Discussion:
[Help-bash] Using PE to specify an array
Bruce Hohl
2018-09-14 05:09:07 UTC
Permalink
Hello List & thanks for any comments on this:

These commands work:
var1='ugly_hash'; declare -a _$var1; _ugly_hash+=(123);

But this does not:
_$var1+=(456); Error = "bash: syntax error near unexpected token `456'"

Question:
Is there a way to specify _ugly_hash using Parameter Expansion of $var1? In
the above I desired _$var1 to expand to _ugly_hash in order to add (+=) an
additional element to that array.
Bruce Hohl
2018-09-14 05:34:28 UTC
Permalink
I retract my question as some trial & error with quoting revealed this:

$ var1='ugly_hash'; declare -a _$var1; _ugly_hash+=(123);

$ declare -p _$var1
declare -a _ugly_hash=([0]="123")

# QUOTES ADDED ON RIGHT SIDE addresses the problem
$ declare -a _$var1+="(456)"
$ declare -p _$var1
declare -a _ugly_hash=([0]="123" [1]="456")

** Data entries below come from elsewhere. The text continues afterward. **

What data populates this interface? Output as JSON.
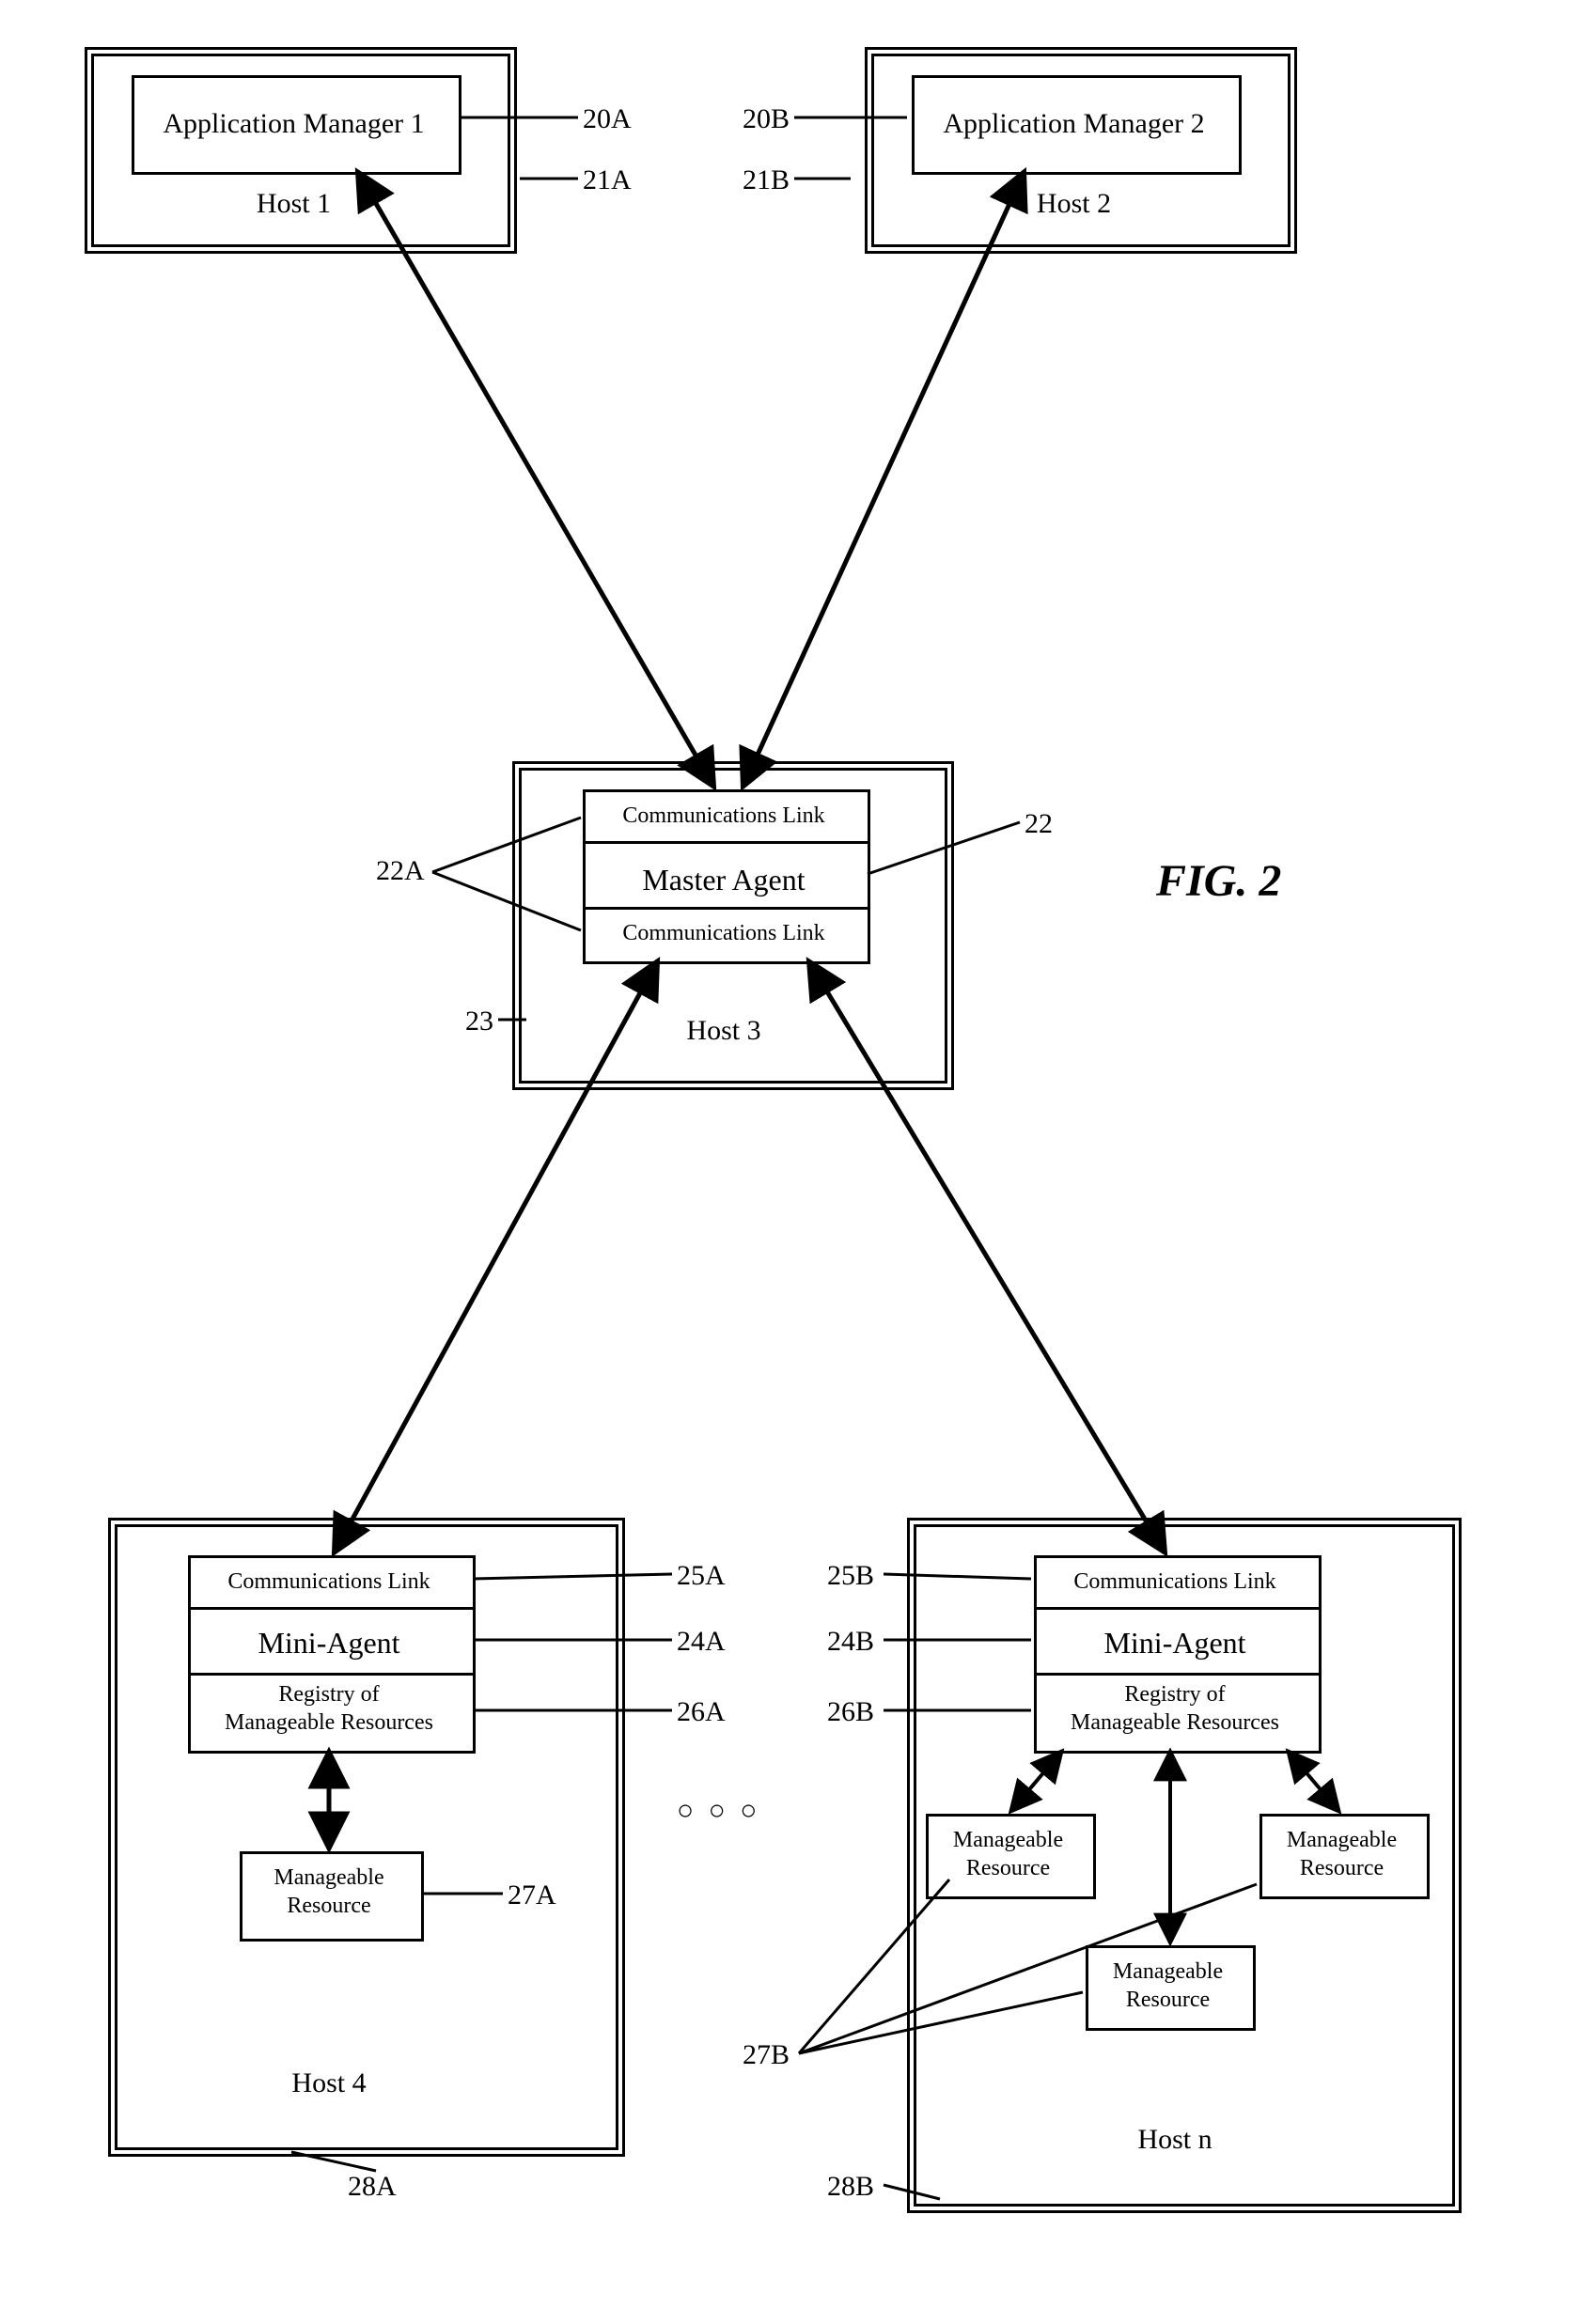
{
  "figure_label": "FIG. 2",
  "hosts": {
    "h1": {
      "label": "Host 1",
      "app": "Application Manager 1",
      "ref_app": "20A",
      "ref_host": "21A"
    },
    "h2": {
      "label": "Host 2",
      "app": "Application Manager 2",
      "ref_app": "20B",
      "ref_host": "21B"
    },
    "h3": {
      "label": "Host 3",
      "comm_top": "Communications Link",
      "master": "Master Agent",
      "comm_bot": "Communications Link",
      "ref_comm": "22A",
      "ref_master": "22",
      "ref_host": "23"
    },
    "h4": {
      "label": "Host 4",
      "comm": "Communications Link",
      "agent": "Mini-Agent",
      "registry_l1": "Registry of",
      "registry_l2": "Manageable Resources",
      "resource_l1": "Manageable",
      "resource_l2": "Resource",
      "ref_comm": "25A",
      "ref_agent": "24A",
      "ref_registry": "26A",
      "ref_resource": "27A",
      "ref_host": "28A"
    },
    "hn": {
      "label": "Host n",
      "comm": "Communications Link",
      "agent": "Mini-Agent",
      "registry_l1": "Registry of",
      "registry_l2": "Manageable Resources",
      "res_l1": "Manageable",
      "res_l2": "Resource",
      "ref_comm": "25B",
      "ref_agent": "24B",
      "ref_registry": "26B",
      "ref_resources": "27B",
      "ref_host": "28B"
    }
  },
  "ellipsis": "○  ○  ○"
}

# I DID EXPECT THIS TO WORK as it seems to expand as desired.
$ _$var1+="(789)"
bash: _ugly_hash+=(789): command not found

# AND the expansion works when used 'literally'
$ _ugly_hash+=(789)
$ declare -p _$var1
declare -a _ugly_hash=([0]="123" [1]="456" [2]="789")
Post by Bruce Hohl
var1='ugly_hash'; declare -a _$var1; _ugly_hash+=(123);
_$var1+=(456); Error = "bash: syntax error near unexpected token `456'"
Is there a way to specify _ugly_hash using Parameter Expansion of $var1?
In the above I desired _$var1 to expand to _ugly_hash in order to add (+=)
an additional element to that array.
Jesse Hathaway
2018-09-14 15:06:33 UTC
Permalink
Post by Bruce Hohl
# I DID EXPECT THIS TO WORK as it seems to expand as desired.
$ _$var1+="(789)"
bash: _ugly_hash+=(789): command not found
eval is a possible option

eval "_${var1}+=(789)"

unless there is a more idiomatic way of having bash perform the
interpolation on the variable name.
Bruce Hohl
2018-09-17 15:36:25 UTC
Permalink
@Greg, it is an interesting happen-stance that you replied as my question
arose from my pass at completing your duplicate file finder "exercise" at
mywiki.wooledge.org/BashProgramming/04: "If you want to "fix" this
"problem", you might suppress all the printing until the end, and then
iterate over the whole array and print only those values that contain a
newline. (This is left as an exercise.)" So with your suggestion to use
nameref vars the following seems to work:

=== Duplicate file finder exercise === (NO comments)
#!/bin/bash
while read -r md5_hash file; do
var_hash=md5_$md5_hash
declare -n ind_var_hash=$var_hash
[[ ${#ind_var_hash[@]} -eq 1 ]] && declare -a dup_array+="($var_hash)"
declare -a ${!ind_var_hash}+="('$file')"
done < <(find "${1:-.}" -name $'*\n*' -prune -o -type f -exec md5sum {} +)

declare -n e
for e in ${dup_array[@]}; do
echo ${!e}
for f in ${e[@]}; do echo " $f"; done
done

=== Duplicate file finder exercise === (WITH comments):
#!/bin/bash

# Usage: finddups [directory]
# If no directory is specified, start in .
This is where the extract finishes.